On top of being an awesome mom our little girl has used strictly her litter box in the past 2 days without our help! We are stoked that she is picking it up even considering how tired she must be from dealin with the kids an such. I know some take to it and some don't, but for those of you trying to train yours here's a couple tips, always place at least 1 or 2 of the poops ya pick up while cleaning the cage into the litter box, and right before you bring your hedgie out for some bonding time (best after they wake up in the evening) set them into the litter box for a couple of min before you take them out. That's what we did and she took to it pretty quick!


----------



## rebeccaeric18 (Jan 27, 2010)

Perfect! Thanks for the tips! Im going to try and train harlow very soon


----------



## courtno (Mar 9, 2010)

Thanks for the tips! I'm going to work on getting Adler litter trained soon! I hope she takes to it so I can oust the shavings and stick with the fleece like a lot of people here use. I think she'd like it better.

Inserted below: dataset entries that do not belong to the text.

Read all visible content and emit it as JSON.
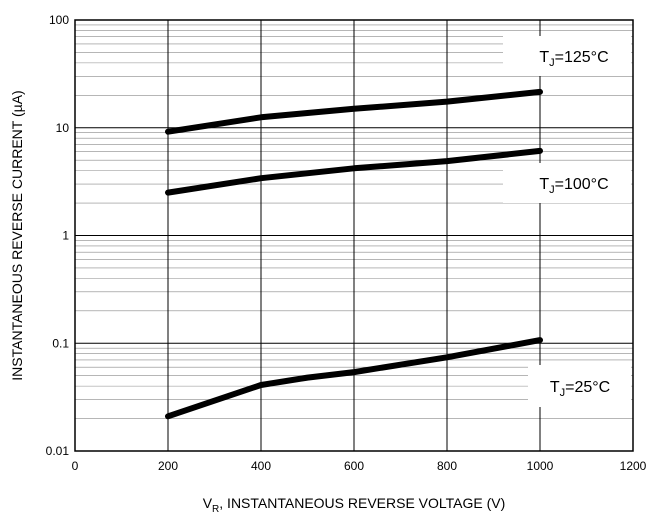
{
  "chart_data": {
    "type": "line",
    "title": "",
    "xlabel": "V_R, INSTANTANEOUS REVERSE VOLTAGE (V)",
    "xlabel_main": "V",
    "xlabel_sub": "R",
    "xlabel_rest": ", INSTANTANEOUS REVERSE VOLTAGE (V)",
    "ylabel": "INSTANTANEOUS REVERSE CURRENT (µA)",
    "x_scale": "linear",
    "y_scale": "log",
    "xlim": [
      0,
      1200
    ],
    "ylim": [
      0.01,
      100
    ],
    "x_ticks": [
      0,
      200,
      400,
      600,
      800,
      1000,
      1200
    ],
    "x_tick_labels": [
      "0",
      "200",
      "400",
      "600",
      "800",
      "1000",
      "1200"
    ],
    "y_ticks": [
      0.01,
      0.1,
      1,
      10,
      100
    ],
    "y_tick_labels": [
      "0.01",
      "0.1",
      "1",
      "10",
      "100"
    ],
    "grid": true,
    "line_color": "#000000",
    "series": [
      {
        "name": "TJ=125°C",
        "label_main": "T",
        "label_sub": "J",
        "label_rest": "=125°C",
        "x": [
          200,
          400,
          600,
          800,
          1000
        ],
        "y": [
          9.2,
          12.5,
          15,
          17.5,
          21.5
        ]
      },
      {
        "name": "TJ=100°C",
        "label_main": "T",
        "label_sub": "J",
        "label_rest": "=100°C",
        "x": [
          200,
          400,
          600,
          800,
          1000
        ],
        "y": [
          2.5,
          3.4,
          4.2,
          4.9,
          6.1
        ]
      },
      {
        "name": "TJ=25°C",
        "label_main": "T",
        "label_sub": "J",
        "label_rest": "=25°C",
        "x": [
          200,
          400,
          500,
          600,
          800,
          1000
        ],
        "y": [
          0.021,
          0.041,
          0.048,
          0.054,
          0.074,
          0.107
        ]
      }
    ]
  }
}
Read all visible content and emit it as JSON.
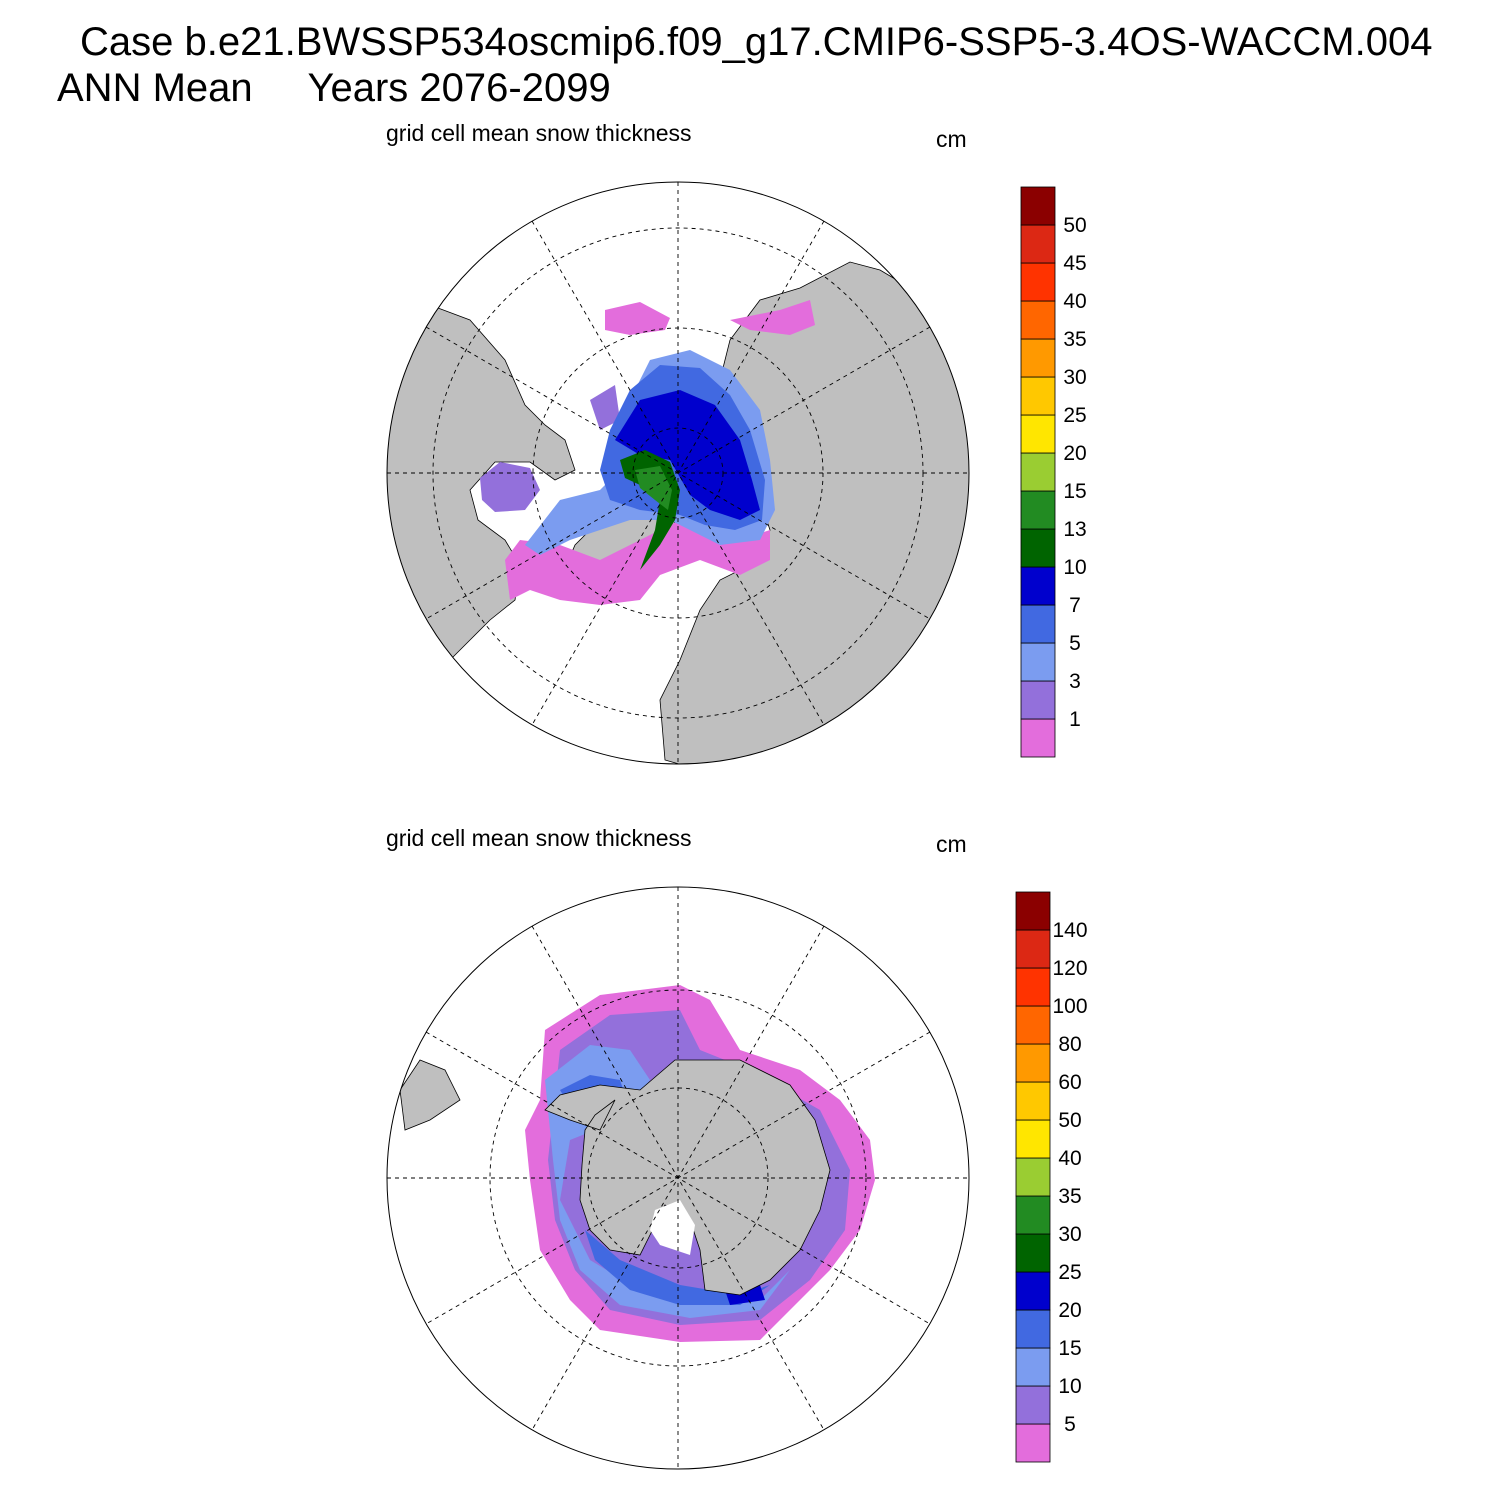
{
  "header": {
    "title": "Case b.e21.BWSSP534oscmip6.f09_g17.CMIP6-SSP5-3.4OS-WACCM.004",
    "subtitle": "ANN Mean     Years 2076-2099"
  },
  "colors": {
    "land": "#bfbfbf",
    "ocean": "#ffffff",
    "palette": [
      "#e36ddc",
      "#9370db",
      "#7b9cf0",
      "#4169e1",
      "#0000cd",
      "#006400",
      "#228b22",
      "#9acd32",
      "#ffe600",
      "#ffc800",
      "#ff9900",
      "#ff6600",
      "#ff3300",
      "#dc2814",
      "#8b0000"
    ]
  },
  "panels": [
    {
      "id": "north",
      "title": "grid cell mean snow thickness",
      "units": "cm",
      "hemisphere": "Northern Hemisphere",
      "colorbar": {
        "labels": [
          "1",
          "3",
          "5",
          "7",
          "10",
          "13",
          "15",
          "20",
          "25",
          "30",
          "35",
          "40",
          "45",
          "50"
        ]
      }
    },
    {
      "id": "south",
      "title": "grid cell mean snow thickness",
      "units": "cm",
      "hemisphere": "Southern Hemisphere",
      "colorbar": {
        "labels": [
          "5",
          "10",
          "15",
          "20",
          "25",
          "30",
          "35",
          "40",
          "50",
          "60",
          "80",
          "100",
          "120",
          "140"
        ]
      }
    }
  ]
}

Wish me luck!


----------



## Paunchy (Mar 14, 2010)

When I switched Paunchy over from shavings to a cage liner, I put a bunch of the old shavings in his new litter box. When I put him back in his cage he was none too pleased to be confronted with change, but he took to the new litter box immeadiately and has been useing it ever since. So now when I change his litter I find it helps to put a bit of the old stuff in with the new so he knows thats where his "business" goes lol


----------